Making American Great Again? Not if you consider the bill still allows businesses to write off moving to China.
Economic stimulus is also questionable. Interest rates are already extremely low — under four percent — so any business that needs to borrow can do so at pitifully low rates. And, the stock market, where corporations raise cash, has been on an upward trajectory for nine years. Capital formation, the basis of job creation, has hardly been stifled.
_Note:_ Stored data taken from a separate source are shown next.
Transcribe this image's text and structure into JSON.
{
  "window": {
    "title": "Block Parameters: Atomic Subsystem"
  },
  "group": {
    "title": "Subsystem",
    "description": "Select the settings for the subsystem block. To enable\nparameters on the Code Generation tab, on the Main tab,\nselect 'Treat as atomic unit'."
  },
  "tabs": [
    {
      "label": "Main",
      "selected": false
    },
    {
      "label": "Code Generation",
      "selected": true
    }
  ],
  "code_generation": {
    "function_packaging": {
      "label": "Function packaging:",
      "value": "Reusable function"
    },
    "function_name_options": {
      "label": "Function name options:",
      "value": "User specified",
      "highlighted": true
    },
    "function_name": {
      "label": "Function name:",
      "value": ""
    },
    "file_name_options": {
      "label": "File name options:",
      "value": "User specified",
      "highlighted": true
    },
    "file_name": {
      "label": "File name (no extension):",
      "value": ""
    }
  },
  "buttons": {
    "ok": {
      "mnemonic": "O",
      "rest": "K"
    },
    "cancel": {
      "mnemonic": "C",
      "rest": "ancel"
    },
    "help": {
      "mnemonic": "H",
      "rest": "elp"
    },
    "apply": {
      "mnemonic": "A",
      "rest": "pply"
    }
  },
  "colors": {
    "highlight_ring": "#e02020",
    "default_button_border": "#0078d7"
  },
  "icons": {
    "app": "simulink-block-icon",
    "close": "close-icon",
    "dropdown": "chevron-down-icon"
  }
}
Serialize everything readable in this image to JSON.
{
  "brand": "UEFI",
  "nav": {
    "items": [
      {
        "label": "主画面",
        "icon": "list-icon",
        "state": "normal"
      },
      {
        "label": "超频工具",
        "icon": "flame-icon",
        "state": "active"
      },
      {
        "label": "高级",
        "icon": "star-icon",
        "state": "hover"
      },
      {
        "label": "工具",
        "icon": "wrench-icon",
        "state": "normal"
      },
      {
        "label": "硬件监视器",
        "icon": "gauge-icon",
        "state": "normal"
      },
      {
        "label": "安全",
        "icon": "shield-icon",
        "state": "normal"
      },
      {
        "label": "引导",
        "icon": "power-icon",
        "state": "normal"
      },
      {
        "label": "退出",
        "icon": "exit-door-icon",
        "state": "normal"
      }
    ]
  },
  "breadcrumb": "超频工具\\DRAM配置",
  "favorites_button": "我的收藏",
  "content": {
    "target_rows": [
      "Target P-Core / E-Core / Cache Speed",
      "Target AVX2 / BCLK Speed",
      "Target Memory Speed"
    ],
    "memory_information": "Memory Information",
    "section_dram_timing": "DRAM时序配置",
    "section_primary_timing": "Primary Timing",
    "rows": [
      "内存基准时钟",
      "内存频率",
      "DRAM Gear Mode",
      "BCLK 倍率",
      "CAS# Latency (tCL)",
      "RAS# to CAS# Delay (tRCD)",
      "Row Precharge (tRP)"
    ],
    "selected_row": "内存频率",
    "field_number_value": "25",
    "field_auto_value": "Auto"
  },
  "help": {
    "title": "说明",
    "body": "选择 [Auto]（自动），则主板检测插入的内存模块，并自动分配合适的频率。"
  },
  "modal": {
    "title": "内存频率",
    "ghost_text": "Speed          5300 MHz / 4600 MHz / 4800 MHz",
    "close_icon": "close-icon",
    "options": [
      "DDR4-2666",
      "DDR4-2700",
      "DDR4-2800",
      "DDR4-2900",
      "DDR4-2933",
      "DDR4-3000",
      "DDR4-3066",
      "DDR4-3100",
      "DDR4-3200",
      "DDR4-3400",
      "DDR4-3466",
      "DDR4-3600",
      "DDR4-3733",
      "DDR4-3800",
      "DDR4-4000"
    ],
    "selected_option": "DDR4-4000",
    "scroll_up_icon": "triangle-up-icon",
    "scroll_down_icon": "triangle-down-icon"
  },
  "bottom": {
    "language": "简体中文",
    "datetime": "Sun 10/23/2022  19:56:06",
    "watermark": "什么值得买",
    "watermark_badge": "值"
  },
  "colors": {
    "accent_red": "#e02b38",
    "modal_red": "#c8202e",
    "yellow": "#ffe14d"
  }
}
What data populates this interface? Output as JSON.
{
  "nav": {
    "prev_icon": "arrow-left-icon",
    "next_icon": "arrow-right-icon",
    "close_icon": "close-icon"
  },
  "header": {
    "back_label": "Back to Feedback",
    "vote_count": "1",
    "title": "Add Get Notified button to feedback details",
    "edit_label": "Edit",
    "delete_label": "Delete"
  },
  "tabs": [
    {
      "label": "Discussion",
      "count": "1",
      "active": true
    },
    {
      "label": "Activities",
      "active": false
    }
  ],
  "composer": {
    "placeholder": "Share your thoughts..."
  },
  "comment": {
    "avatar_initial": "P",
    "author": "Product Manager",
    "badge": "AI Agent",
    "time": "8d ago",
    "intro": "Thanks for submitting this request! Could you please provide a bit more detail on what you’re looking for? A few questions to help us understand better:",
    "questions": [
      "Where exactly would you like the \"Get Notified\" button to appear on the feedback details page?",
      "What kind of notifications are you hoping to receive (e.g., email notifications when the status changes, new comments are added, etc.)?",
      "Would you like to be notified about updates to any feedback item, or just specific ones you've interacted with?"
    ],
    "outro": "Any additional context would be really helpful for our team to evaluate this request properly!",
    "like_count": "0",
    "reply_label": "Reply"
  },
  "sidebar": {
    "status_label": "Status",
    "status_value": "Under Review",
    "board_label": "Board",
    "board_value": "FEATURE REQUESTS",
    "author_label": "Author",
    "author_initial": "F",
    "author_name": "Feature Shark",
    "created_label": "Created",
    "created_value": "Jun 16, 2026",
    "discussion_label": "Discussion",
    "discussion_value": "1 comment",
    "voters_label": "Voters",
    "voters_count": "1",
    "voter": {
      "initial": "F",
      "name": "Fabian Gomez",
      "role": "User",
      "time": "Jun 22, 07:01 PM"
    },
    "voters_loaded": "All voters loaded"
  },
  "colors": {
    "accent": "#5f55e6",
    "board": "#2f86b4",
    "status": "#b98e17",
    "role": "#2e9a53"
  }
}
Consensus is the stock investor class, the upper 1%, and those with corporations structured by their lawyers to gain from the new lower taxes on businesses will be the real winners. The president and his cabinet will certainly benefit handsomely. In short, unless you are well-healed, have a good tax accountant, and a clever lawyer you are a bobber on the ocean subject to the whims of the market.
As for “returning our economy to consistent and robust growth,” the economy has been on a steady upward trajectory since the last president took office in the wake of the Wall Street Recession. You may remember how the economy nearly collapsed in 2007-2008 hemorrhaging nearly 800,000 jobs per month, for months, at the end of the Bush and beginning of the Obama Administrations. Since then the economy has gradually and steadily improved with growth around 2% per year. Robust it has not been, but robust led to the tech bubble and bust, and to the housing bubble and bust of 2007-2008, so in the biggest economy in the world, steady growth, predictable and consistent, is king. As they say on Wall Street, the trend is your friend. We are and have been growing nicely, despite what Friend Banks says. The real dislocation came through technology where one robot replaced twenty workers, where cheap gas replaced coal, where computers replaced secretarial pools, and turned hundreds more jobs into apps. Expect corporate tax savings to go into tech, not new jobs or pay raises.
What Mr. Banks neglects to say is our huge deficit will balloon by $1.4 or so trillion. If revenues do not grow, as the Republican hope, they will lament the deficits they have fattened and they will call for spending cuts. You can guess where they will cut.
Mr. Banks is among the nicest of men, a veteran, and father to a beautiful family.
Knowing Jim, and knowing his high moral values, it is hard to image he would have stood so close and smiled so sweetly with a man who is alleged by dozens of women of violating their trust and worse. Mr. Banks has moral fiber, Mr. Trump has none. The selfie suggests Jim is compromising his morals for power; his statements on the tax bill underscore that.
So, why would Mr. Banks’ do two about faces? Has he already become corrupted by power and the hope to climb the party ladder to even more influence? What’s that old line about power corrupting?
Part of Mr. Banks problem is that has insulated himself from the views of all but his loyal supporters and contributors, so how would he know how the tax bill will affect the average farmer, machinist, clerk or nurse? In trying to convince us that the tax bill is broadly beneficial he stakes out a partisan position.
His promise to represent everyone in the district rings hollow, he is now a man of the party, by the party and for the party.